Going walking at Langebaan Lagoon on the West Coast with Eddie Papier is like having your own talking encyclopaedia. He’s lived here his whole life, first as a child, later as a ranger with the West Coast National Park. Now that he’s retired from the park, he keeps in touch by acting as a guide, and there’s not much he doesn’t remember or know about the area.
‘When I was a child we thought of everything here as our own,’ he confessed. ‘Farmers used to come to hunt and they’d set their sights by shooting at flamingo in the lagoon. When they left, my granny used to send us kids to pick up the birds and she’d cook them. They taste like fish.’
‘We used to make boats from paraffin tins and sail them in the gullies. We got water from Oostewal farm, which was a long way away. Every day, three of us brothers would have to fill three 25-gallon drums and bring them home before we walked to school.’ One drum was for the donkeys, one for the household and one for laundry. ‘Once a week we also had to get fresh cow dung for our granny to smear on the floors. The cows grazed at Mooimark farm, so we’d set off with buckets on our heads.’ No prizes for guessing it wasn’t one of their favourite jobs.
The Seeberg info centre is a tiny old stone shepherd’s hut that Eddie remembers from his childhood. Now restored, it perches on a huge rock overlooking the lagoon. Inside, information panels tell the history of the area, from farms like Geelbek and Seeberg to settlements like Churchhaven and Oudepost. Eddie helped compile some of the oral history, and there’s a panel devoted to his own family history. Eddie’s father worked on fishing boats and was away for eight to nine months of the year.
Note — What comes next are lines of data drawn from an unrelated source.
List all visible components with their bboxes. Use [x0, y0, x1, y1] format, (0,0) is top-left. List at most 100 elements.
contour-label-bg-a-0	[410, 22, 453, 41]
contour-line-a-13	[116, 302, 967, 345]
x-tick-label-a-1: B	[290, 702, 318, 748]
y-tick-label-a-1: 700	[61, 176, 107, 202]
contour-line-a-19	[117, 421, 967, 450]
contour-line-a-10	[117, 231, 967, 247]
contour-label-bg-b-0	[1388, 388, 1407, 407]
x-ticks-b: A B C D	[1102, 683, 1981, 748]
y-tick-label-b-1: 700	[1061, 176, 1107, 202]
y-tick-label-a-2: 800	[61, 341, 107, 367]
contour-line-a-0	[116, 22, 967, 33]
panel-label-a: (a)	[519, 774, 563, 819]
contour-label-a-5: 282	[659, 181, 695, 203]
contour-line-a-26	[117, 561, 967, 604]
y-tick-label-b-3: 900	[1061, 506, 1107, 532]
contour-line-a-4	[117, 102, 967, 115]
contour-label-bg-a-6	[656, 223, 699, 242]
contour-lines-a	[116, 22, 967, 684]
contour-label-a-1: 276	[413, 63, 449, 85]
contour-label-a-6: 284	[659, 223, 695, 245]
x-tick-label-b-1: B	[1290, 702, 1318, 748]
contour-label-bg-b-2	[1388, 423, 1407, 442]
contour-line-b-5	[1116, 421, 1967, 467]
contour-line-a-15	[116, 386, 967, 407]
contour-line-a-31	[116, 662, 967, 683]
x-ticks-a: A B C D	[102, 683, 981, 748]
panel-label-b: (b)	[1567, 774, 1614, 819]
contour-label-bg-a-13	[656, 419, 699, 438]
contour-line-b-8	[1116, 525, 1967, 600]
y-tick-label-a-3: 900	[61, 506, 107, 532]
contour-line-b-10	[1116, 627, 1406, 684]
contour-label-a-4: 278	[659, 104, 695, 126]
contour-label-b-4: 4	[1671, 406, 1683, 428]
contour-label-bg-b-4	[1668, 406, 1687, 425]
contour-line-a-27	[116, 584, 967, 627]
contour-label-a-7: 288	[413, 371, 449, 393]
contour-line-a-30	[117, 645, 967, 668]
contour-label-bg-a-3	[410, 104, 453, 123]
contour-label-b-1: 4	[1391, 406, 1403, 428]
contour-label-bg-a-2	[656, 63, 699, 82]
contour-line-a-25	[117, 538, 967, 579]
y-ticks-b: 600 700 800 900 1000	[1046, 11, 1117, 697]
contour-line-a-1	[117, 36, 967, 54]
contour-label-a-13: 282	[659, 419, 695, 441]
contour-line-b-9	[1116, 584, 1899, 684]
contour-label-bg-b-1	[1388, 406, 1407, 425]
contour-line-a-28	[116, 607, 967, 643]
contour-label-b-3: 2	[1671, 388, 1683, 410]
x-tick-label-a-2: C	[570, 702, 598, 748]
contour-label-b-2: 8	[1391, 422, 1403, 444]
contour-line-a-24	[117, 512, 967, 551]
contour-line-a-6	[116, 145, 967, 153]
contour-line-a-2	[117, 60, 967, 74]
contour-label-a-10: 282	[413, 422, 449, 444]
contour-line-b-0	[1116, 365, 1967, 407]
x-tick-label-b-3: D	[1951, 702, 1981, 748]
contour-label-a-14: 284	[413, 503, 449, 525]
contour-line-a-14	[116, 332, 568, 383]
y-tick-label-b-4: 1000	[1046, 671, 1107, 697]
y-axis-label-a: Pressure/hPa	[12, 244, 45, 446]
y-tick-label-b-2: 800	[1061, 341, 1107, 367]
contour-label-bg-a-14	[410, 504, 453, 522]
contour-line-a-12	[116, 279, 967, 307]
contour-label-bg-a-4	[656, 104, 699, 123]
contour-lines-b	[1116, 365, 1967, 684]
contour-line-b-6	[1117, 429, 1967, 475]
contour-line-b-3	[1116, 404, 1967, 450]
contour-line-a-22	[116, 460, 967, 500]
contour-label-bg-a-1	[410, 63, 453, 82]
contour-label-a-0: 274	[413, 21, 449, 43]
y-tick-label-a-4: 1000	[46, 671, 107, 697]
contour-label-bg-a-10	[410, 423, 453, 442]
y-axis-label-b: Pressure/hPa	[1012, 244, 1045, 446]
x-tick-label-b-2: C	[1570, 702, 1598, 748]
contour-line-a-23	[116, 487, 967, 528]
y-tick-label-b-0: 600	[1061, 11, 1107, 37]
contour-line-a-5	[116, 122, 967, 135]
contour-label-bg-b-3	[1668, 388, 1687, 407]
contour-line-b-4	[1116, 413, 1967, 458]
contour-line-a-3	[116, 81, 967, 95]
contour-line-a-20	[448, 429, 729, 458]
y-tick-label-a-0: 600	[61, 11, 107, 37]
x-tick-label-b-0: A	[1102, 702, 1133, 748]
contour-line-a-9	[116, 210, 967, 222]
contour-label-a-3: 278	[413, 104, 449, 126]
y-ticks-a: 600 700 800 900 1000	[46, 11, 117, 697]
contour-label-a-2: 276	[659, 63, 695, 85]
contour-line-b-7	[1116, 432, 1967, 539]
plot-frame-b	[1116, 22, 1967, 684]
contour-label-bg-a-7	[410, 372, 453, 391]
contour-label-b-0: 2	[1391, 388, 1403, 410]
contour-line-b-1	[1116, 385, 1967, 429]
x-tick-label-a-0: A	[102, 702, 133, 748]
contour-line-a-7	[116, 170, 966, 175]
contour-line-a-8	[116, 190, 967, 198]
After the Langebaan National Park came into being in 1985 (the name later changed to the West Coast National Park) Eddie worked as a field ranger for 20 years. Who better? He knows the area like the back of his hand. The islands of Schaapen, Marcus, Malgas and Jutten are part of the park and he worked on the islands for seven years. ‘It was a really lonely life,’ he recalled. ‘But the worst was that when the weather was bad, you might have to go without food if the supply boats couldn’t get to the island. Sometimes they’d just try to throw a few tins of food.’
He told us how pelicans have caused problems on the islands. Their population grew from about 185 pairs in 1985 to 2000 pelicans in 2007. Since there was no longer enough fish and agricultural offal for them to eat, they took to raiding thousands of nests and eating the chicks of seabirds like Cape gannets, kelp gulls and cormorants. By 2006, the storyboard explained, 'The pelicans had seriously impacted the delicately balanced breeding populations, but they couldn't be shot as the species is listed as near-threatened in the Red Data Book.'
Visit the Seeberg information centre in the West Coast National Park and see for yourself.